Prudhon was ten years younger than David, and was born at Cluny, the tenth child of a poor stone cutter. He grew up in miserable circumstances, cherished only by a mother who devoted the whole of her love to this her youngest born, and to whom the child, a delicate pliant creature, clung with girl-like tenderness. His parents used often to send him out with the other poor children of the little town to gather faggots for the winter in the wood belonging to the neighbouring Benedictine monastery. There the handsome, sprightly boy with the large melancholy eyes attracted the notice of the priest, Père Besson, who made him a chorister and gave him some instruction. Here, in the old abbey of Cluny, surrounded by venerable statues carved in wood, by old pictures of saints and artistic miniatures, he recognised his vocation. An inner voice told him that he was to be a painter. And now his Latin exercise books began to fill with drawings, and he carved little images with his penknife out of wood, soap, or whatever came to his hand. He squeezed out the juice of flowers, made brushes of horsehair, and began to paint. He was inconsolable on finding that he could not hit off the colouring of the old church pictures. It was a revelation to him when one of the monks said to him one day: “My boy, you will never manage it so: these pictures are painted in oils”; and he straightway invented oil painting for himself. With the help of the instruction which he now received at Dijon from an able painter, Devosge, he made rapid progress.
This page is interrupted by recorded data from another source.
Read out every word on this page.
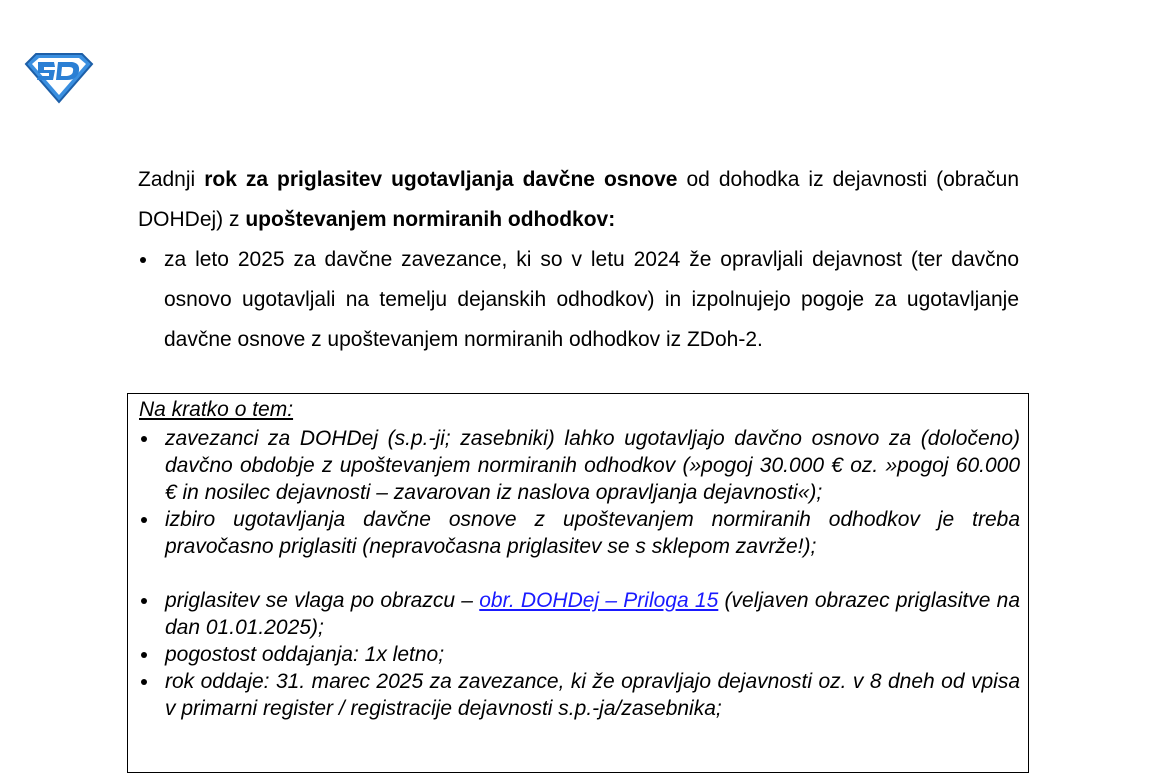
Zadnji rok za priglasitev ugotavljanja davčne osnove od dohodka iz dejavnosti (obračun DOHDej) z upoštevanjem normiranih odhodkov:

za leto 2025 za davčne zavezance, ki so v letu 2024 že opravljali dejavnost (ter davčno osnovo ugotavljali na temelju dejanskih odhodkov) in izpolnujejo pogoje za ugotavljanje davčne osnove z upoštevanjem normiranih odhodkov iz ZDoh-2.

Na kratko o tem:

zavezanci za DOHDej (s.p.-ji; zasebniki) lahko ugotavljajo davčno osnovo za (določeno) davčno obdobje z upoštevanjem normiranih odhodkov (»pogoj 30.000 € oz. »pogoj 60.000 € in nosilec dejavnosti – zavarovan iz naslova opravljanja dejavnosti«);
izbiro ugotavljanja davčne osnove z upoštevanjem normiranih odhodkov je treba pravočasno priglasiti (nepravočasna priglasitev se s sklepom zavrže!);
priglasitev se vlaga po obrazcu – obr. DOHDej – Priloga 15 (veljaven obrazec priglasitve na dan 01.01.2025);
pogostost oddajanja: 1x letno;
rok oddaje: 31. marec 2025 za zavezance, ki že opravljajo dejavnosti oz. v 8 dneh od vpisa v primarni register / registracije dejavnosti s.p.-ja/zasebnika;
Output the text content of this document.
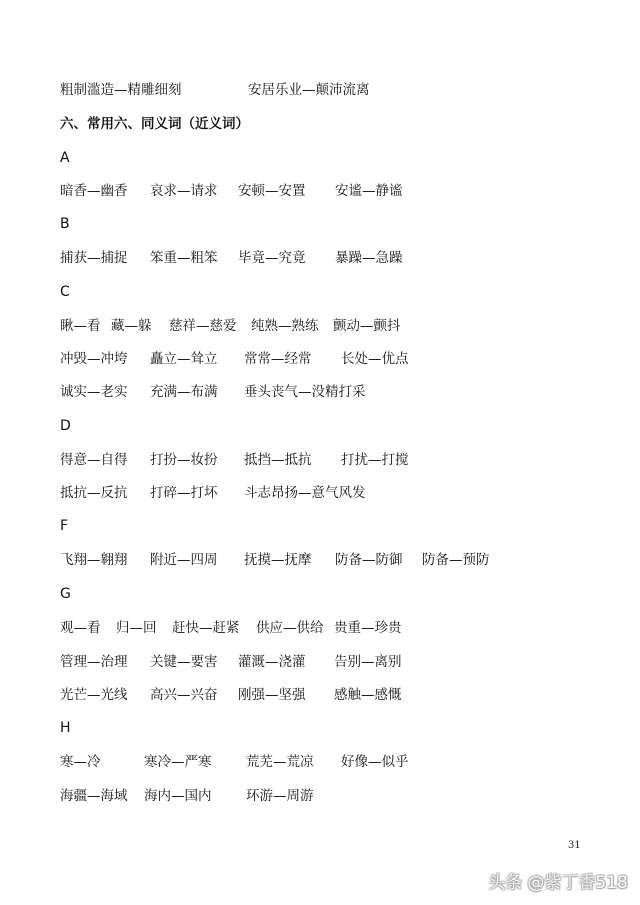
粗制滥造—精雕细刻	安居乐业—颠沛流离
六、常用六、同义词（近义词）
A
暗香—幽香 哀求—请求 安顿—安置 安谧—静谧
B
捕获—捕捉 笨重—粗笨 毕竟—究竟 暴躁—急躁
C
瞅—看 藏—躲 慈祥—慈爱 纯熟—熟练 颤动—颤抖
冲毁—冲垮 矗立—耸立 常常—经常 长处—优点
诚实—老实 充满—布满 垂头丧气—没精打采
D
得意—自得 打扮—妆扮 抵挡—抵抗 打扰—打搅
抵抗—反抗 打碎—打坏 斗志昂扬—意气风发
F
飞翔—翱翔 附近—四周 抚摸—抚摩 防备—防御 防备—预防
G
观—看 归—回 赶快—赶紧 供应—供给 贵重—珍贵
管理—治理 关键—要害 灌溉—浇灌 告别—离别
光芒—光线 高兴—兴奋 刚强—坚强 感触—感慨
H
寒—冷	寒冷—严寒	荒芜—荒凉 好像—似乎
海疆—海域 海内—国内	环游—周游
31
头条 @紫丁香518
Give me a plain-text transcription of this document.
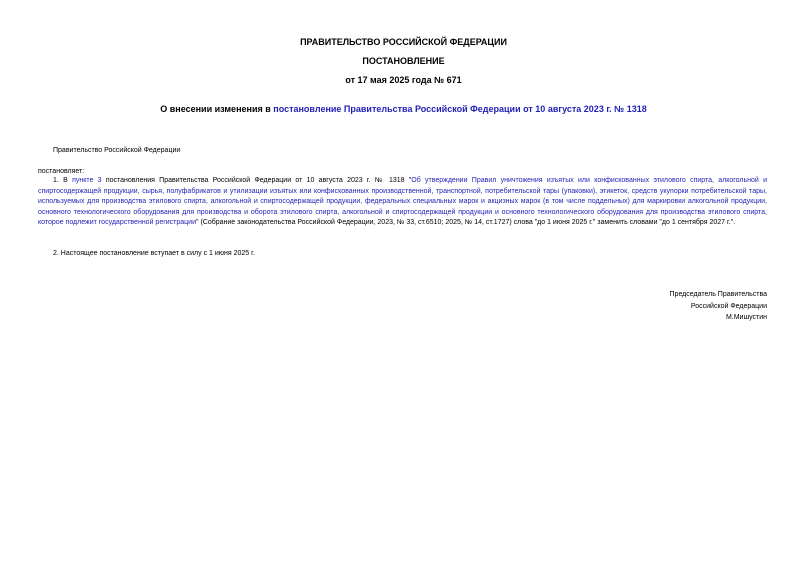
ПРАВИТЕЛЬСТВО РОССИЙСКОЙ ФЕДЕРАЦИИ
ПОСТАНОВЛЕНИЕ
от 17 мая 2025 года № 671
О внесении изменения в постановление Правительства Российской Федерации от 10 августа 2023 г. № 1318
Правительство Российской Федерации
постановляет:
1. В пункте 3 постановления Правительства Российской Федерации от 10 августа 2023 г. № 1318 "Об утверждении Правил уничтожения изъятых или конфискованных этилового спирта, алкогольной и спиртосодержащей продукции, сырья, полуфабрикатов и утилизации изъятых или конфискованных производственной, транспортной, потребительской тары (упаковки), этикеток, средств укупорки потребительской тары, используемых для производства этилового спирта, алкогольной и спиртосодержащей продукции, федеральных специальных марок и акцизных марок (в том числе поддельных) для маркировки алкогольной продукции, основного технологического оборудования для производства и оборота этилового спирта, алкогольной и спиртосодержащей продукции и основного технологического оборудования для производства этилового спирта, которое подлежит государственной регистрации" (Собрание законодательства Российской Федерации, 2023, № 33, ст.6510; 2025, № 14, ст.1727) слова "до 1 июня 2025 г." заменить словами "до 1 сентября 2027 г.".
2. Настоящее постановление вступает в силу с 1 июня 2025 г.
Председатель Правительства
Российской Федерации
М.Мишустин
Nevertheless a generation was yet to pass before he was really to become a painter. His marriage, on 17th February 1778, with the daughter of the notary of Cluny, became the torment of his life. A linen-weaver and three of his father-in-law’s clerks were present at the wedding. His wife was quarrelsome, their income small, and their family rapidly increasing. He betook himself to Paris to seek his fortune, with a letter of introduction to the engraver Wille. “Take pity on this youngster, who has been married for the last three years, and who, were he to come under some low fellow’s influence, might easily fall into the most terrible abyss”; so ran the letter, which a certain Baron Joursanvault had given him. He hired himself a room in the house of M. Fauconnier, the head of a firm engaged in the lace trade, who lived in the Rue du Bac with his wife and a pretty sister. The latter, Marie, was eighteen years of age, and, like Werther’s Lotte, was always surrounded by her brother’s children, whom she looked after like a little housewife. Prudhon, himself young, sensitive, and handsome, loved and was loved, and made her presents of small flattering portraits and pretty allegorical drawings, in which Cupid was represented scratching the initials M. F. (Marie Fauconnier) on the wall with his arrow. That he was married and several times a father she never knew, till one day Madame Prudhon arrived with the children. “And you never told me!” was her only word of reproach.